T Uziel, FV Karginov, S Xie, JS Parker, Y-D Wang, A Gajjar, L He, D Ellison, RJ Gilbertson, G Hannon, MF Roussel
Proc Natl Acad Sci U S A
Medulloblastomas (MBs) are the most common brain tumors in children. Some are thought to originate from cerebellar granule neuron progenitors (GNPs) that fail to undergo normal cell cycle exit and differentiation. Because microRNAs regulate numerous aspects of cellular physiology and development, we reasoned that alterations in miRNA expression might contribute to MB. We tested this hypothesis using 2 spontaneous mouse MB models with specific initiating mutations, Ink4c-/-; Ptch1+/- and Ink4c-/-; p53-/-. We found that 26 miRNAs showed increased expression and 24 miRNAs showed decreased expression in proliferating mouse GNPs and MBs relative to mature mouse cerebellum, regardless of genotype. Among the 26 overexpressed miRNAs, 9 were encoded by the miR-17 approximately 92 cluster family, a group of microRNAs implicated as oncogenes in several tumor types.

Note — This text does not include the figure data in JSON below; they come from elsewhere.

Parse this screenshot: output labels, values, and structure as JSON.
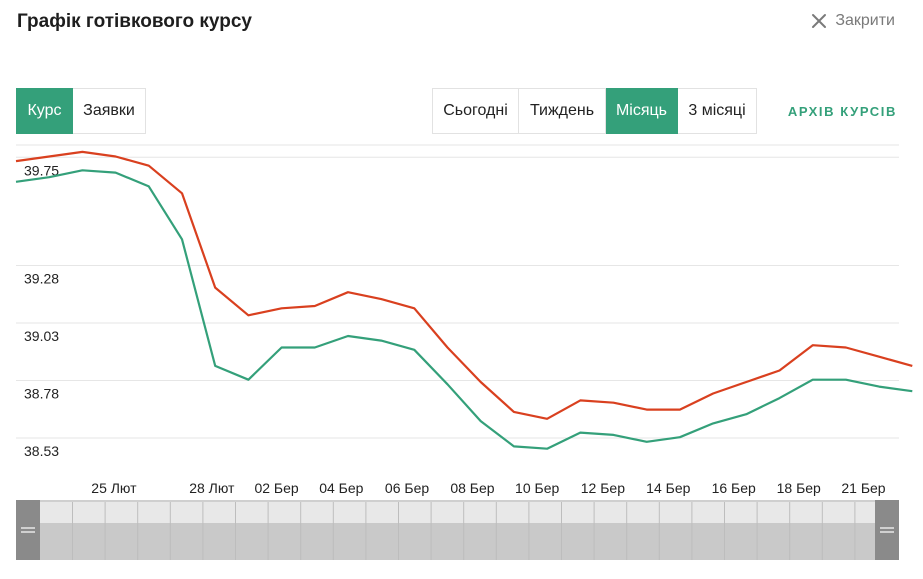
{
  "header": {
    "title": "Графік готівкового курсу",
    "close_label": "Закрити",
    "close_icon": "close-icon"
  },
  "left_tabs": [
    {
      "label": "Курс",
      "active": true
    },
    {
      "label": "Заявки",
      "active": false
    }
  ],
  "period_tabs": [
    {
      "label": "Сьогодні",
      "active": false
    },
    {
      "label": "Тиждень",
      "active": false
    },
    {
      "label": "Місяць",
      "active": true
    },
    {
      "label": "3 місяці",
      "active": false
    }
  ],
  "archive_link": "АРХІВ КУРСІВ",
  "colors": {
    "accent": "#34a07a",
    "sell_line": "#d9401f",
    "buy_line": "#34a07a"
  },
  "chart_data": {
    "type": "line",
    "ylim": [
      38.43,
      39.86
    ],
    "y_ticks": [
      39.75,
      39.28,
      39.03,
      38.78,
      38.53
    ],
    "y_tick_labels": [
      "39.75",
      "39.28",
      "39.03",
      "38.78",
      "38.53"
    ],
    "x_tick_labels": [
      "25 Лют",
      "28 Лют",
      "02 Бер",
      "04 Бер",
      "06 Бер",
      "08 Бер",
      "10 Бер",
      "12 Бер",
      "14 Бер",
      "16 Бер",
      "18 Бер",
      "21 Бер"
    ],
    "x_tick_index": [
      2.95,
      5.9,
      7.85,
      9.8,
      11.78,
      13.75,
      15.7,
      17.68,
      19.65,
      21.62,
      23.58,
      25.53
    ],
    "x_range": [
      0,
      26.6
    ],
    "grid": true,
    "series": [
      {
        "values": [
          39.79,
          39.81,
          39.83,
          39.81,
          39.77,
          39.65,
          39.24,
          39.12,
          39.15,
          39.16,
          39.22,
          39.19,
          39.15,
          38.98,
          38.83,
          38.7,
          38.67,
          38.75,
          38.74,
          38.71,
          38.71,
          38.78,
          38.83,
          38.88,
          38.99,
          38.98,
          38.94,
          38.9
        ]
      },
      {
        "values": [
          39.7,
          39.72,
          39.75,
          39.74,
          39.68,
          39.45,
          38.9,
          38.84,
          38.98,
          38.98,
          39.03,
          39.01,
          38.97,
          38.82,
          38.66,
          38.55,
          38.54,
          38.61,
          38.6,
          38.57,
          38.59,
          38.65,
          38.69,
          38.76,
          38.84,
          38.84,
          38.81,
          38.79
        ]
      }
    ]
  }
}
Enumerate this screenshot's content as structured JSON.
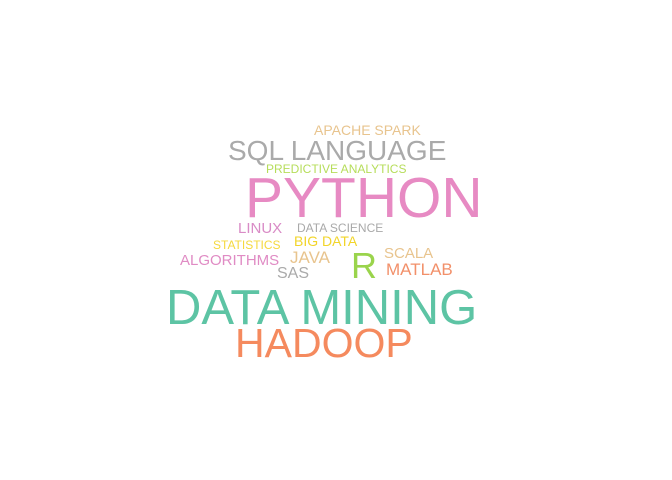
{
  "words": {
    "apache_spark": {
      "text": "APACHE SPARK",
      "color": "#e8c48e"
    },
    "sql_language": {
      "text": "SQL LANGUAGE",
      "color": "#aaaaaa"
    },
    "predictive_analytics": {
      "text": "PREDICTIVE ANALYTICS",
      "color": "#b6dd5a"
    },
    "python": {
      "text": "PYTHON",
      "color": "#e78ac3"
    },
    "linux": {
      "text": "LINUX",
      "color": "#d98bc6"
    },
    "data_science": {
      "text": "DATA SCIENCE",
      "color": "#a9a9a9"
    },
    "statistics": {
      "text": "STATISTICS",
      "color": "#f5d93d"
    },
    "big_data": {
      "text": "BIG DATA",
      "color": "#f2d52a"
    },
    "scala": {
      "text": "SCALA",
      "color": "#e8c48e"
    },
    "java": {
      "text": "JAVA",
      "color": "#e8c48e"
    },
    "r": {
      "text": "R",
      "color": "#9ad44c"
    },
    "algorithms": {
      "text": "ALGORITHMS",
      "color": "#e08bc4"
    },
    "matlab": {
      "text": "MATLAB",
      "color": "#f2906a"
    },
    "sas": {
      "text": "SAS",
      "color": "#aaaaaa"
    },
    "data_mining": {
      "text": "DATA MINING",
      "color": "#5dc4a4"
    },
    "hadoop": {
      "text": "HADOOP",
      "color": "#f58a5e"
    }
  }
}
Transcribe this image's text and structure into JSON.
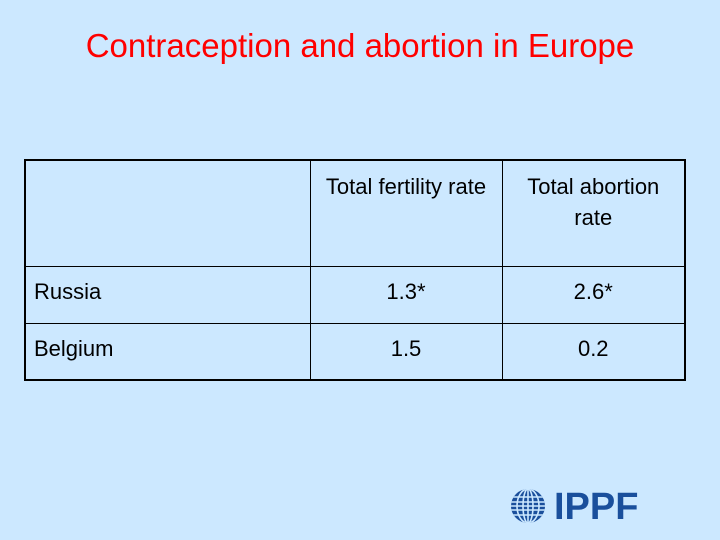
{
  "slide": {
    "title": "Contraception and abortion in Europe"
  },
  "table": {
    "headers": [
      "",
      "Total fertility rate",
      "Total abortion rate"
    ],
    "rows": [
      {
        "country": "Russia",
        "fertility": "1.3*",
        "abortion": "2.6*"
      },
      {
        "country": "Belgium",
        "fertility": "1.5",
        "abortion": "0.2"
      }
    ]
  },
  "logo": {
    "text": "IPPF",
    "icon": "globe-icon",
    "color": "#1a4f9c"
  },
  "colors": {
    "background": "#cce8ff",
    "title": "#ff0000"
  }
}
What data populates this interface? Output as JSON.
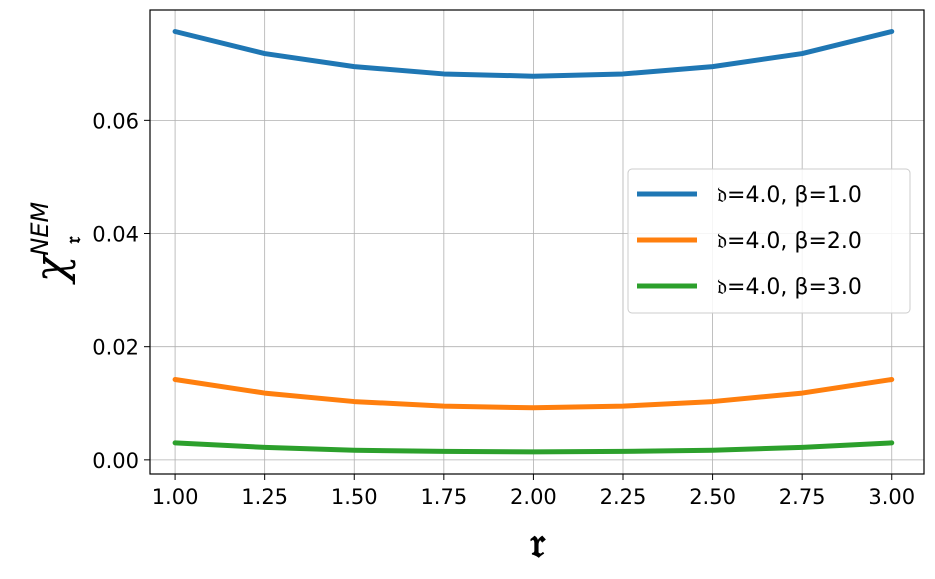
{
  "chart_data": {
    "type": "line",
    "title": "",
    "xlabel": "𝔯",
    "ylabel": {
      "main": "χ",
      "superscript": "NEM",
      "subscript": "𝔯"
    },
    "xlim": [
      0.93,
      3.09
    ],
    "ylim": [
      -0.0025,
      0.0795
    ],
    "xticks": [
      1.0,
      1.25,
      1.5,
      1.75,
      2.0,
      2.25,
      2.5,
      2.75,
      3.0
    ],
    "xtick_labels": [
      "1.00",
      "1.25",
      "1.50",
      "1.75",
      "2.00",
      "2.25",
      "2.50",
      "2.75",
      "3.00"
    ],
    "yticks": [
      0.0,
      0.02,
      0.04,
      0.06
    ],
    "ytick_labels": [
      "0.00",
      "0.02",
      "0.04",
      "0.06"
    ],
    "grid": true,
    "legend_position": "center-right",
    "x": [
      1.0,
      1.25,
      1.5,
      1.75,
      2.0,
      2.25,
      2.5,
      2.75,
      3.0
    ],
    "series": [
      {
        "name": "𝔡=4.0, β=1.0",
        "color": "#1f77b4",
        "values": [
          0.0757,
          0.0718,
          0.0695,
          0.0682,
          0.0678,
          0.0682,
          0.0695,
          0.0718,
          0.0757
        ]
      },
      {
        "name": "𝔡=4.0, β=2.0",
        "color": "#ff7f0e",
        "values": [
          0.0142,
          0.0118,
          0.0103,
          0.0095,
          0.0092,
          0.0095,
          0.0103,
          0.0118,
          0.0142
        ]
      },
      {
        "name": "𝔡=4.0, β=3.0",
        "color": "#2ca02c",
        "values": [
          0.003,
          0.0022,
          0.0017,
          0.0015,
          0.0014,
          0.0015,
          0.0017,
          0.0022,
          0.003
        ]
      }
    ]
  }
}
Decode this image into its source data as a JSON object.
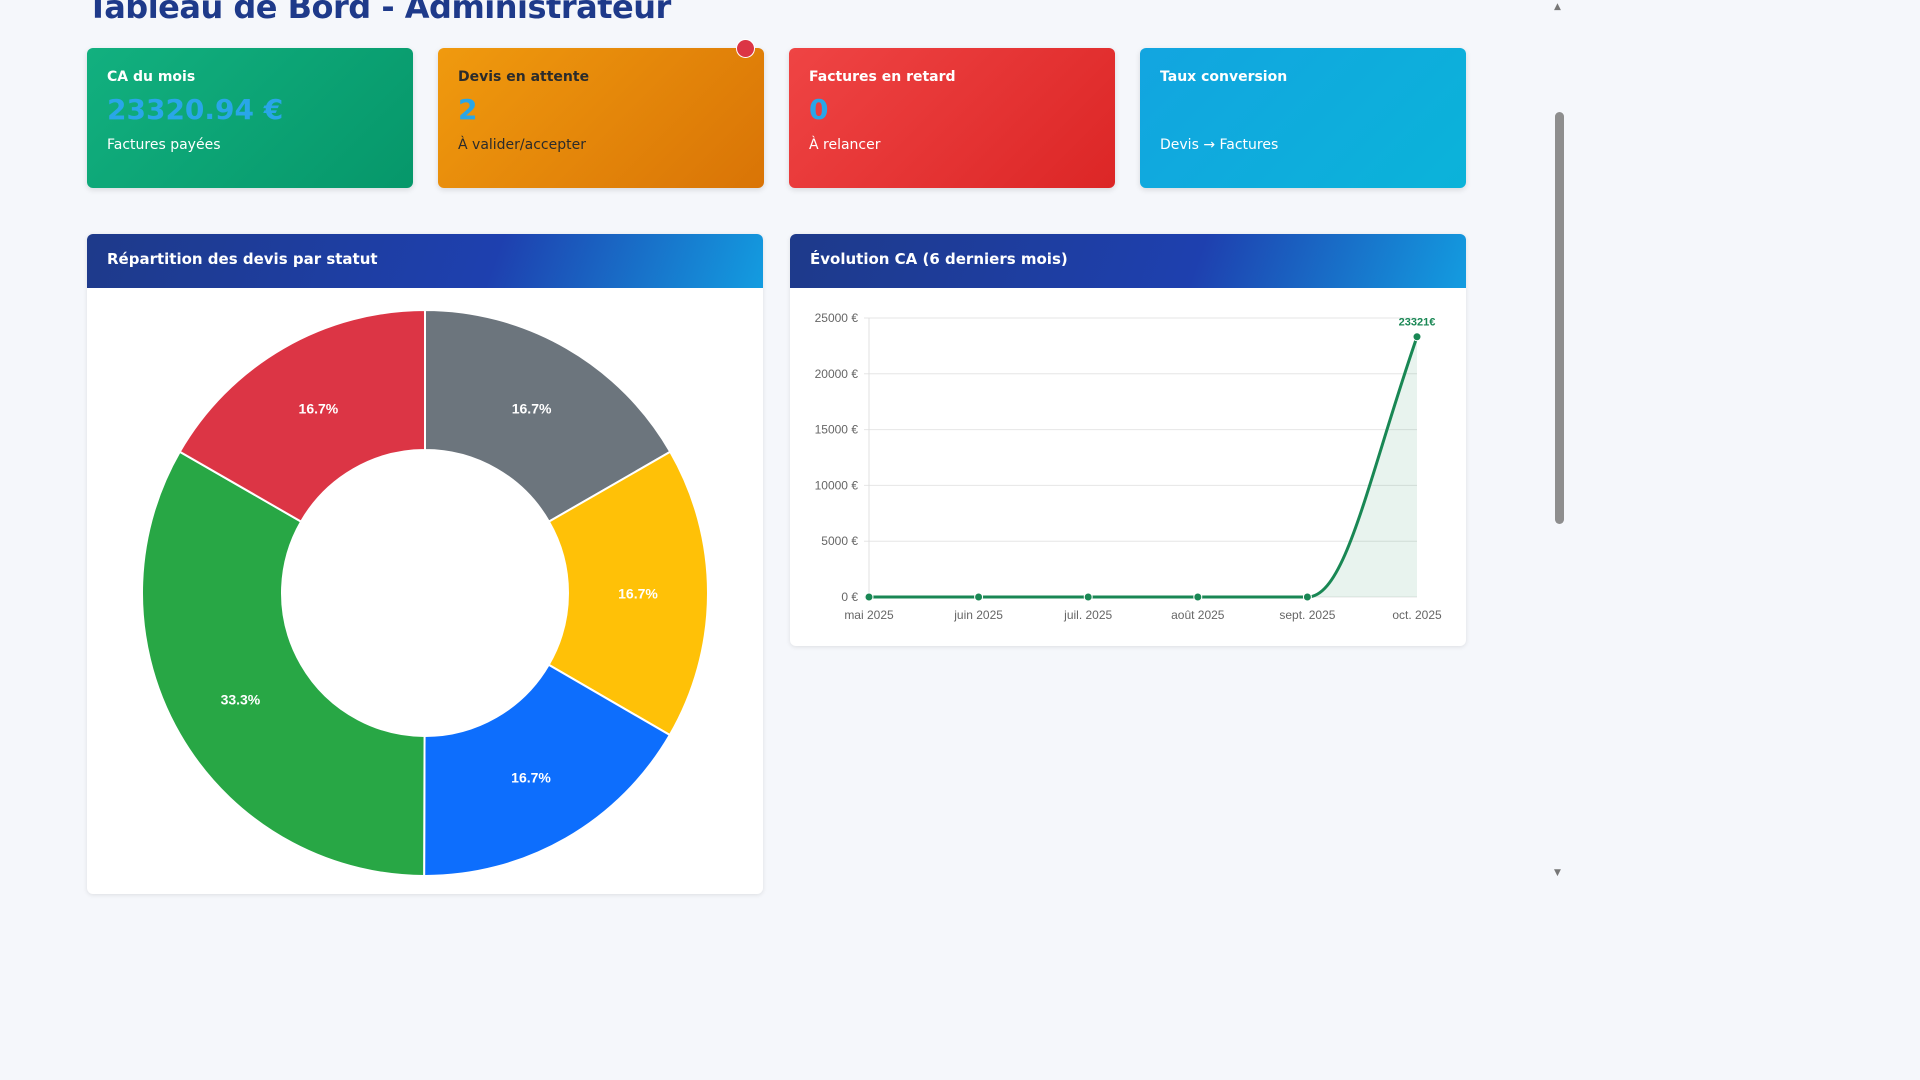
{
  "page": {
    "title": "Tableau de Bord - Administrateur"
  },
  "kpis": [
    {
      "title": "CA du mois",
      "value": "23320.94 €",
      "subtitle": "Factures payées",
      "color": "#0ea572"
    },
    {
      "title": "Devis en attente",
      "value": "2",
      "subtitle": "À valider/accepter",
      "color": "#e98a0a"
    },
    {
      "title": "Factures en retard",
      "value": "0",
      "subtitle": "À relancer",
      "color": "#e43535"
    },
    {
      "title": "Taux conversion",
      "value": "",
      "subtitle": "Devis → Factures",
      "color": "#0eabdc"
    }
  ],
  "panels": {
    "donut_title": "Répartition des devis par statut",
    "line_title": "Évolution CA (6 derniers mois)"
  },
  "chart_data": [
    {
      "type": "pie",
      "values": [
        16.7,
        16.7,
        16.7,
        33.3,
        16.7
      ],
      "labels": [
        "16.7%",
        "16.7%",
        "16.7%",
        "33.3%",
        "16.7%"
      ],
      "colors": [
        "#6c757d",
        "#ffc107",
        "#0d6efd",
        "#28a745",
        "#dc3545"
      ],
      "title": ""
    },
    {
      "type": "area",
      "categories": [
        "mai 2025",
        "juin 2025",
        "juil. 2025",
        "août 2025",
        "sept. 2025",
        "oct. 2025"
      ],
      "values": [
        0,
        0,
        0,
        0,
        0,
        23321
      ],
      "last_point_label": "23321€",
      "yticks": [
        "25000 €",
        "20000 €",
        "15000 €",
        "10000 €",
        "5000 €",
        "0 €"
      ],
      "ylim": [
        0,
        25000
      ],
      "grid": true,
      "color": "#198754",
      "title": "",
      "xlabel": "",
      "ylabel": ""
    }
  ]
}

Analysis of human MBs demonstrated that 3 miR-17 approximately 92 cluster miRNAs (miR-92, miR-19a, and miR-20) were also overexpressed in human MBs with a constitutively activated Sonic Hedgehog (SHH) signaling pathway, but not in other forms of the disease. To test whether the miR-17 approximately 92 cluster could promote MB formation, we enforced expression of these miRNAs in GNPs isolated from cerebella of postnatal (P) day P6 Ink4c-/-; Ptch1+/- mice. These, but not similarly engineered cells from Ink4c-/-; p53-/- mice, formed MBs in orthotopic transplants with complete penetrance. Interestingly, orthotopic mouse tumors ectopically expressing miR-17 approximately 92 lost expression of the wild-type Ptch1 allele. Our findings suggest a functional collaboration between the miR-17 approximately 92 cluster and the SHH signaling pathway in the development of MBs in mouse and man.